Diaries Magazine
Maybe because summer vacation is right around the corner now, which means we fly off to Florida for three weeks, that has my nerves settling. Perhaps it was the rain the other night that fell in gorgeous sheets, the intoxicating smell of rain and the way everything takes on a deep, luminous sheen. I gave myself VIP access to this spectacular show on my front porch with a glass of sauvignon blanc that tasted crisp, tropical, grassy. Fitting. It could be our upcoming trip to Sand Dunes National Park that has set off a spark. Dreams of tent and camp stove, a cup of strong coffee in my Crazy Creek chair, my skin and hair soft and full of earth. Leaving our daily routine for adventure and creativity's spark.
Well now, it could be feet up in the yard, running planting plans over in my mind while Theo and Sully hang nearby. It could be the way I peek over the fence to catch a look at the mountains, so clear, the snow-capped peaks full of promise. I let myself imagine what it's starting to look like up there right now, all that snow-melt coming down, waters running fast and clean, meadow flowers coming into bloom, grasses rocking back and forth in the breeze. Surely it is the yoga too. The way I've been feeling lighter and longer in my skin. A sparkle that has returned in my eyes, hope I never even realized was missing. More pausing in my daily life and intention to make better choices for myself and my family.

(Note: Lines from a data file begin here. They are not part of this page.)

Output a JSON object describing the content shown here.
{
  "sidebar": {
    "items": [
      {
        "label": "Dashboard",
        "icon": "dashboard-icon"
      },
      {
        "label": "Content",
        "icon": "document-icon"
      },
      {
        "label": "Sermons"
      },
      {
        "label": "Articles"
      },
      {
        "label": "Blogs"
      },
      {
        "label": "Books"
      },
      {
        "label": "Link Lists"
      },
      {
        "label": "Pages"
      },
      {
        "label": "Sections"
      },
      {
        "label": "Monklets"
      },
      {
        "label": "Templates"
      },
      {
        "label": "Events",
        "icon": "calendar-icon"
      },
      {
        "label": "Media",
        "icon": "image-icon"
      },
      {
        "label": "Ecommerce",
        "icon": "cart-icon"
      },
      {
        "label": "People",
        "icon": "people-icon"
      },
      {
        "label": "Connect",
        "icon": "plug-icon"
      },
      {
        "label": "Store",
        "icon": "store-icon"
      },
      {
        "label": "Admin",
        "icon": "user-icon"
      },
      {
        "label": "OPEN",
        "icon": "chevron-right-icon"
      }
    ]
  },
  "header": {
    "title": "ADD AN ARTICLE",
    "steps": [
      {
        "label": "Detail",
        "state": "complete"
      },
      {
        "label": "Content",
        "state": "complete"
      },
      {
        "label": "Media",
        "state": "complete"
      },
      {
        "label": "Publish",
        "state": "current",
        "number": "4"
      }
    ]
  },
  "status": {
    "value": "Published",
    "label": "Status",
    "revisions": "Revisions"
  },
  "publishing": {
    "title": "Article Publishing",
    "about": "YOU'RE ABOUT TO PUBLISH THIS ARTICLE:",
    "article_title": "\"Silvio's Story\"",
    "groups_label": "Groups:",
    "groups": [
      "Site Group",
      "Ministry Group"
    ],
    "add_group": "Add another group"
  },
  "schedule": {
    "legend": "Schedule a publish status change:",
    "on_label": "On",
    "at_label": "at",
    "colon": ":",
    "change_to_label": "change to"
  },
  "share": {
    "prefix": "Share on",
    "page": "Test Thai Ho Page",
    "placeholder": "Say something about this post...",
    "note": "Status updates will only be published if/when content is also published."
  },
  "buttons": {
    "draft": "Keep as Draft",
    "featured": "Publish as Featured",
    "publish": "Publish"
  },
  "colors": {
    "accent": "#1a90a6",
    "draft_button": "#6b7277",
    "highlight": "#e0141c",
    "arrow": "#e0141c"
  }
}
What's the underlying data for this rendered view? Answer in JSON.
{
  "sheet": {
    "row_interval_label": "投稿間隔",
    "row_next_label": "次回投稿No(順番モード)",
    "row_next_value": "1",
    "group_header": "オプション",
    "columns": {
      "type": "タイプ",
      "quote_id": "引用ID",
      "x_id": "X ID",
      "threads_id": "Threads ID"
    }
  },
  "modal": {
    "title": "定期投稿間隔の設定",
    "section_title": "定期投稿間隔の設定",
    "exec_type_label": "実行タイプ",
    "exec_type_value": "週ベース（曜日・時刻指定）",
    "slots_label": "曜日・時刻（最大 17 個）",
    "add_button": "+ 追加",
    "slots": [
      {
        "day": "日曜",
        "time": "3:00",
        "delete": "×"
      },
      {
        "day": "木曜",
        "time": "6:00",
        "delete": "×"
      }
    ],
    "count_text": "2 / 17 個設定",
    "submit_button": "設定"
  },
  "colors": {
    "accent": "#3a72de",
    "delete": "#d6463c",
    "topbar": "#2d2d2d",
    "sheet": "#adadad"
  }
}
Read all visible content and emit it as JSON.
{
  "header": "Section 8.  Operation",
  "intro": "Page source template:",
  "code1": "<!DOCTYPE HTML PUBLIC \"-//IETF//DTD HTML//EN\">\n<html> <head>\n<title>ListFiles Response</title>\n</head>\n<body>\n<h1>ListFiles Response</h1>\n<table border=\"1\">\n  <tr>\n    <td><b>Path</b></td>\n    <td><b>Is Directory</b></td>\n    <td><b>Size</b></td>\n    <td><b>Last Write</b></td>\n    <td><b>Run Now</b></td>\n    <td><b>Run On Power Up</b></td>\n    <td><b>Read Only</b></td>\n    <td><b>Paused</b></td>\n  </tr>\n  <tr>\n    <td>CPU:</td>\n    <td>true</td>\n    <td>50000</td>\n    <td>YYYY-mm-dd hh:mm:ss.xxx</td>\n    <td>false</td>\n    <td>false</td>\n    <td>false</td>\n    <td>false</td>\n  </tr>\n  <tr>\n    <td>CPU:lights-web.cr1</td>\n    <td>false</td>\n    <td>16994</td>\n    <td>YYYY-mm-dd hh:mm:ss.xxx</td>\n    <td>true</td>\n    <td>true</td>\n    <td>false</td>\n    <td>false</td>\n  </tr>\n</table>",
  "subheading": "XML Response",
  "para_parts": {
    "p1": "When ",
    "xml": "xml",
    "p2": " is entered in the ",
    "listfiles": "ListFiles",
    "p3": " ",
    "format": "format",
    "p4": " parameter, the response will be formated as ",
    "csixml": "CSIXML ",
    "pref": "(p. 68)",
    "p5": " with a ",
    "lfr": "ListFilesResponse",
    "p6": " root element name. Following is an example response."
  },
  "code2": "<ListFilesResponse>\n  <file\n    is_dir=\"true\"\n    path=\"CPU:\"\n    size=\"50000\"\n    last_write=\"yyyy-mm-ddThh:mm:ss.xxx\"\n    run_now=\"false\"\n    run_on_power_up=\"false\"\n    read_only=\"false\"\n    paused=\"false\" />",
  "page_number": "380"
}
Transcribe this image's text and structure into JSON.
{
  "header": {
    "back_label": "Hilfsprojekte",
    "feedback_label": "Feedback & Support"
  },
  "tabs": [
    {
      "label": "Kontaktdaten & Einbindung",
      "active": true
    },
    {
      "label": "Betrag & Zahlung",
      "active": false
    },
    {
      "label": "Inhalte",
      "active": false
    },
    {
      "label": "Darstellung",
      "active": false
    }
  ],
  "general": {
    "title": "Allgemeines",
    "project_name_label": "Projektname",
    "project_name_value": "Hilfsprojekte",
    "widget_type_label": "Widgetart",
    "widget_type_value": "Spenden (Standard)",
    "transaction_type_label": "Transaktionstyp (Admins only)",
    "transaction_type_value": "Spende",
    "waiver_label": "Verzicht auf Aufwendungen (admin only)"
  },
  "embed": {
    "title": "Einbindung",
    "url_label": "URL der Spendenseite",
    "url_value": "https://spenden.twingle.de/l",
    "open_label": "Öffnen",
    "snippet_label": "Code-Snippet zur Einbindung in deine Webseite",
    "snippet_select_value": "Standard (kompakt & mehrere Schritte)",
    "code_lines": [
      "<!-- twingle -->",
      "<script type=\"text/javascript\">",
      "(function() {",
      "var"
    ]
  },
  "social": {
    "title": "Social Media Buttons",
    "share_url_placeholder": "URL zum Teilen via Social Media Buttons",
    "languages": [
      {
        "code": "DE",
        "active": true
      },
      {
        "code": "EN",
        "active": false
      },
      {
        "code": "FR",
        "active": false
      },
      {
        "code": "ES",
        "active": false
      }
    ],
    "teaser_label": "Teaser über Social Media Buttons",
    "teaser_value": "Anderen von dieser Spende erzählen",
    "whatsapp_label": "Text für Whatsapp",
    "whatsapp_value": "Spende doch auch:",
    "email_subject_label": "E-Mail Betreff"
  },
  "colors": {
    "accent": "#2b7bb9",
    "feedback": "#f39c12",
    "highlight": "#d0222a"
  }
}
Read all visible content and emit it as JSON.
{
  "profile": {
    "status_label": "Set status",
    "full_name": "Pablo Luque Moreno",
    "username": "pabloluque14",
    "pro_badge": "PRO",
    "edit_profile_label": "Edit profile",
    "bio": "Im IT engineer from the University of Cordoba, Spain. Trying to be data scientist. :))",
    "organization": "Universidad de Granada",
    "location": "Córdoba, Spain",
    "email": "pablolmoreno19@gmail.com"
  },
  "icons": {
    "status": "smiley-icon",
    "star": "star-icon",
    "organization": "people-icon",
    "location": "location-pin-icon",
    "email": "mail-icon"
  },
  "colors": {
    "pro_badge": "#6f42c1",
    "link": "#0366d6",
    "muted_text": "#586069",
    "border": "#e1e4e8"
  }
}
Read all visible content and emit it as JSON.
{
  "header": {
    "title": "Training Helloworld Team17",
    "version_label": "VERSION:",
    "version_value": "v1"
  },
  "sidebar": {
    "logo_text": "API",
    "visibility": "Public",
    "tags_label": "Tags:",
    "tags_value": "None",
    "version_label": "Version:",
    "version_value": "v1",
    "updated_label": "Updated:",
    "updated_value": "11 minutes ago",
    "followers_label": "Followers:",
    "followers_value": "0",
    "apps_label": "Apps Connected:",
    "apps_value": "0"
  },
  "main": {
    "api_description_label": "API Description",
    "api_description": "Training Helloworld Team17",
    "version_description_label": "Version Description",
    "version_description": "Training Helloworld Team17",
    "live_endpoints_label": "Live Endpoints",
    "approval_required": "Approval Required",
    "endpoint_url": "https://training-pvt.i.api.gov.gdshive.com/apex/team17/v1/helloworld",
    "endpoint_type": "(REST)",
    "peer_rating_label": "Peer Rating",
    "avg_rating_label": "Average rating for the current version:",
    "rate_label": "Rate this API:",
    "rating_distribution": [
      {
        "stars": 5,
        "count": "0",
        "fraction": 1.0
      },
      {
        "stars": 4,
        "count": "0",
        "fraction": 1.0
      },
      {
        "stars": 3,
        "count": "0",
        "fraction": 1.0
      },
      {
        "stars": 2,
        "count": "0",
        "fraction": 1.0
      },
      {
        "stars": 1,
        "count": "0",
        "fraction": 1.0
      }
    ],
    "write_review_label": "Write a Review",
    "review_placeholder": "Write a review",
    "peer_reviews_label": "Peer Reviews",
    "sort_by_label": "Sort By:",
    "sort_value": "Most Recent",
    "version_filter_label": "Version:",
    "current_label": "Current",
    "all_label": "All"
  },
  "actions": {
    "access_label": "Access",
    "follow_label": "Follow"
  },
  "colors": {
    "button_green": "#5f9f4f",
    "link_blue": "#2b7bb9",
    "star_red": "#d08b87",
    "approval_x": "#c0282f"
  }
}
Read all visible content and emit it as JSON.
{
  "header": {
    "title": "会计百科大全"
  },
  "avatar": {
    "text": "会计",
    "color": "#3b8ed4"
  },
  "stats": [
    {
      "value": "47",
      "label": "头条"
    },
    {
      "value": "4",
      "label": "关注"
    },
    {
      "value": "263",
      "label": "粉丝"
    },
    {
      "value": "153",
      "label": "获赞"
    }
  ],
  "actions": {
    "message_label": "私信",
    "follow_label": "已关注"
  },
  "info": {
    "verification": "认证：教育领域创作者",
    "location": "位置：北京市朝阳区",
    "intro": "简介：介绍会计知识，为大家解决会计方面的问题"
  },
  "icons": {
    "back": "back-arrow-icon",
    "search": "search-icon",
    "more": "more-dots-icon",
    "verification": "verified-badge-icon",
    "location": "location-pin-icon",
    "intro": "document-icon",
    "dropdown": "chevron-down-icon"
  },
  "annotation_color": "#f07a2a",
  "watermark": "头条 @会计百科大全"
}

We did breath work in class yesterday. Inhale-pause-exhale-pause. Only it was this morning that I thought about those pauses. I saw my past in those flat spaces; some of my most crucial mistakes. I realized that I can let go because any guilt and regret I've been carrying around with me no longer lives in my inhale and exhale. Those experiences and times have gone, moved on. I felt my face go soft. I felt myself smiling. Always the hardest damn way. The hardest damn way I've pulled myself along. It is only now that I can laugh at myself a little when I look back. Only now, and it's a wild thought.
I'm here in this new place, this new season of my life. I begin to let my heart and mind connect and paint a picture of what my life is supposed to look like right now and ahead. I see the ocean, the mountains, old and dear friends that I never want to lose hold of, and new friends to grow with. I want as much time with all of my family as I can possibly afford.
And so, whatever is happening to me right now, whatever it all means, I am asking for more. I welcome more and I pray Thank You.